Localization in one-dimensional chains with L\'evy-type disorder

TL;DR

This paper investigates Anderson localization in one-dimensional chains with long-range correlated disorder inspired by L\'evy glasses, revealing a power-law dependence of localization length on frequency and analyzing wavepacket dynamics.

Contribution

It introduces a model of disorder with power-law distributed impurities and derives the frequency dependence of localization length in this regime.

Findings

Localization length scales as \( \omega^{-\alpha} \) at small frequencies.

Wavepackets develop inverse power-law fronts with \( \alpha \)-dependent exponents.

Numerical results confirm the analytical predictions.

Abstract

We study Anderson localization of the classical lattice waves in a chain with mass impurities distributed randomly through a power-law relation $s^{-(1+\alpha)}$ with $ s $ as the distance between two successive impurities and $\alpha>0$. This model of disorder is long-range correlated and is inspired by the peculiar structure of the complex optical systems known as L\'evy glasses.

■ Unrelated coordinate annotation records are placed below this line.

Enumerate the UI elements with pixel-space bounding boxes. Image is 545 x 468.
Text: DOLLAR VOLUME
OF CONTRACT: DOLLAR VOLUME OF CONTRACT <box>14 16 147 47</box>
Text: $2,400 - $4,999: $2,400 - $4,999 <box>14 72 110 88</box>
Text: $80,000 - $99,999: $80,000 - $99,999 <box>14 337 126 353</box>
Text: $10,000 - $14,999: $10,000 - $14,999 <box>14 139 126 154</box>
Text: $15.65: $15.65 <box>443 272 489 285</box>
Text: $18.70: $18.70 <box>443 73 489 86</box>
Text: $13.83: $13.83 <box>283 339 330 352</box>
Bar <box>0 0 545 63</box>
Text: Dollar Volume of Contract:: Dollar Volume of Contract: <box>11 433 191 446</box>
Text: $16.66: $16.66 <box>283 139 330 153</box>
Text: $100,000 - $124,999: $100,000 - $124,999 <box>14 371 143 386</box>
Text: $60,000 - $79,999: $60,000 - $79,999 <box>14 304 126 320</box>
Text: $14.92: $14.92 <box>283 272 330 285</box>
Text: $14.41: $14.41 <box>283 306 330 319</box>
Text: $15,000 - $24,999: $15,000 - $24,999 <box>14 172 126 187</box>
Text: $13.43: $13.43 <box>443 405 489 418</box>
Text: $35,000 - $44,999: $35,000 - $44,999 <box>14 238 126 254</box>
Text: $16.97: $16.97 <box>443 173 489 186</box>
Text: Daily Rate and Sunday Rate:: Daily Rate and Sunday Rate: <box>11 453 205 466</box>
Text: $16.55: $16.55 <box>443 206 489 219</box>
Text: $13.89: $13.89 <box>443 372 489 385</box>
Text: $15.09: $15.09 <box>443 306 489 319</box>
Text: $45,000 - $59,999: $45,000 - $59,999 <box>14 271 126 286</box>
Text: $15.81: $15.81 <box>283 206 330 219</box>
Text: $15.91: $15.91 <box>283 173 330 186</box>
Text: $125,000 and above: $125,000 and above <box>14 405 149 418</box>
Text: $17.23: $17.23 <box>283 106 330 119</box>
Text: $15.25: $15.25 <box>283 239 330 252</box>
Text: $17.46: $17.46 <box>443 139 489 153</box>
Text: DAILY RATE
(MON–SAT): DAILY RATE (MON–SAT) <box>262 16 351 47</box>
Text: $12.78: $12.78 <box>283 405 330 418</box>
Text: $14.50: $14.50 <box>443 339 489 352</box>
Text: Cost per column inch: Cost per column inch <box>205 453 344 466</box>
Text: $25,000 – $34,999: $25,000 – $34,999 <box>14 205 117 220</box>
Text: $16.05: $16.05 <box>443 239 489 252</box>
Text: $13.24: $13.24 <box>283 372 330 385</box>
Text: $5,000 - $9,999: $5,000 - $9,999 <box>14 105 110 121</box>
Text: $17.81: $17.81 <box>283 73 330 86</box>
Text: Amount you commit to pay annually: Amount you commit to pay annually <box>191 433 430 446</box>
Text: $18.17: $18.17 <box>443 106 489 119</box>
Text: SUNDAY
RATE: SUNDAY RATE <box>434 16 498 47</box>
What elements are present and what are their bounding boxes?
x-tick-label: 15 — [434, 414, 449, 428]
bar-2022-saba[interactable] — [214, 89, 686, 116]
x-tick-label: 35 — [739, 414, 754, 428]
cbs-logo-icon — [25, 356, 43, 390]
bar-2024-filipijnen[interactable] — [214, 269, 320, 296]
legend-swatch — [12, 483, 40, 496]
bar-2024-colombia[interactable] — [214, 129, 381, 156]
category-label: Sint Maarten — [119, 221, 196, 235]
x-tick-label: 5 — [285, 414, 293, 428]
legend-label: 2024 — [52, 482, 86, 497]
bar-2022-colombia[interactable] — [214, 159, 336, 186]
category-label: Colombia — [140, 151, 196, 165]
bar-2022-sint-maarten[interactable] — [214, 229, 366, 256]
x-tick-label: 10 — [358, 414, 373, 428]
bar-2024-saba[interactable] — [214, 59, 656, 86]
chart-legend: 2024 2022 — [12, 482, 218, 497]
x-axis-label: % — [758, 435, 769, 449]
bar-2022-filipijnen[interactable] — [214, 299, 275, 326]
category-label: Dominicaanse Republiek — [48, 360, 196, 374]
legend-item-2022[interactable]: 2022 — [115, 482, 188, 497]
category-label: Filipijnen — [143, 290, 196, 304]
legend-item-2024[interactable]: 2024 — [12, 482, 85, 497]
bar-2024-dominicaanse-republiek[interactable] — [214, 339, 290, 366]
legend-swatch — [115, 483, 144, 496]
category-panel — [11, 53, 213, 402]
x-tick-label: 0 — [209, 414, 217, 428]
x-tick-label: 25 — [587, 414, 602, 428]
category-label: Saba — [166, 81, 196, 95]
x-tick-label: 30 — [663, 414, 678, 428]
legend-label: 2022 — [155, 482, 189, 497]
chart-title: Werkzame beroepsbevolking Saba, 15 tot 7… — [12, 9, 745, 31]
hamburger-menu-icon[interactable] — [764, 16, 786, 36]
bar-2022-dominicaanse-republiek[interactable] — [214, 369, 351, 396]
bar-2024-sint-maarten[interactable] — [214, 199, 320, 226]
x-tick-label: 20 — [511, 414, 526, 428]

Using theoretical arguments and numerics, we show that in the regime in which the average distance between impurities is finite with infinite variance, the small-frequency behaviour of the localization length is $ \xi_\alpha(\omega) \sim \omega^{-\alpha} $. The physical interpretation of this result is that, for small frequencies and long wavelengths, the waves feel an effective disorder whose fluctuations are scale-dependent. Numerical simulations show that an initially localized wavepacket attains, at large times, a characteristic inverse power-law front with an $ \alpha $-dependent exponent which can be estimated analytically.